Paul Gauguin, Aha Oe Feii? / Eh quoi ! Tu es jaloux? / What! Are you jealous? Oil on canvas, 1892. Pushkin Museum, Moscow
“ . . . in the soul of man there lies one insular Tahiti, full of peace and joy, but encompassed by all the horrors of the half known life.”—Herman Melville, Moby-Dick
Ah, but that appalling ocean appalls as much as ever,
and Tahiti is not what it was when Bougainville arrived aboard the sulky Boudeuse,
en route to borrowed fame by way of Bougainvillea
(the thing for which he's now most remembered),*
followed in a while by whalers, missionaries,
venereal disease, Eugène Paul Gauguin, nuclear fallout,† and giant cruise
ships. Though life itself may be so,
Herman, you cannot credibly claim
that its horrors are half-known fears:
Ahab’s peg leg's sawn from whalebone,
and whales blubber train-oil tears.‡
That island paradise lives on in every mortal soul—
insularity may well be the great demonic goal.
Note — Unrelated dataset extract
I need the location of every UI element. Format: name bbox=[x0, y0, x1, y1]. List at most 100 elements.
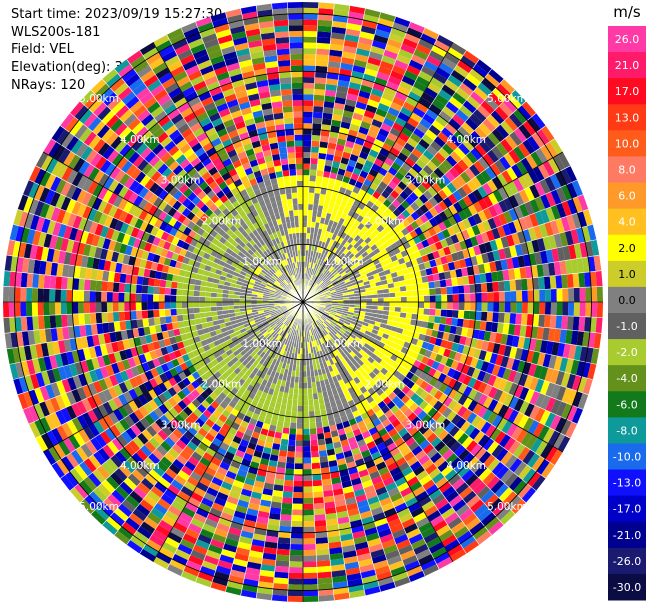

Mercy, though, dim memory spares us there.
What we don't know we surely couldn't bear!
Whalers boiling blubber on a whaling ship (1874).
*Bougainvillea was likely first discovered by Europeans when collected in South America by the botanist Jeanne Baret, who circumnavigated the world with Bougainville disguised as a man. "The expedition reached Tahiti in April 1768. . . . on shore, Baret was immediately surrounded by Tahitians who cried out that she was a woman" (https://en.m.wikipedia.org/wiki/Jeanne_Baret).
†Between 1966 and 1996, France exploded 193 atomic devices on atolls in the South Pacific, including a hydrogen bomb. Britain detonated hydrogen bombs there too.
‡Whale oil, which before gaslighting illuminated the West, was called "train-oil"—from the Dutch traan, tear, or teardrop, because it dripped like tears from blubber (note the obvious relationship between English noun and verb). German for "tear" is Träne, and the German termTran renders the English noun "blubber." A whale like Moby Dick, Melville thought, was as intelligent as a human being.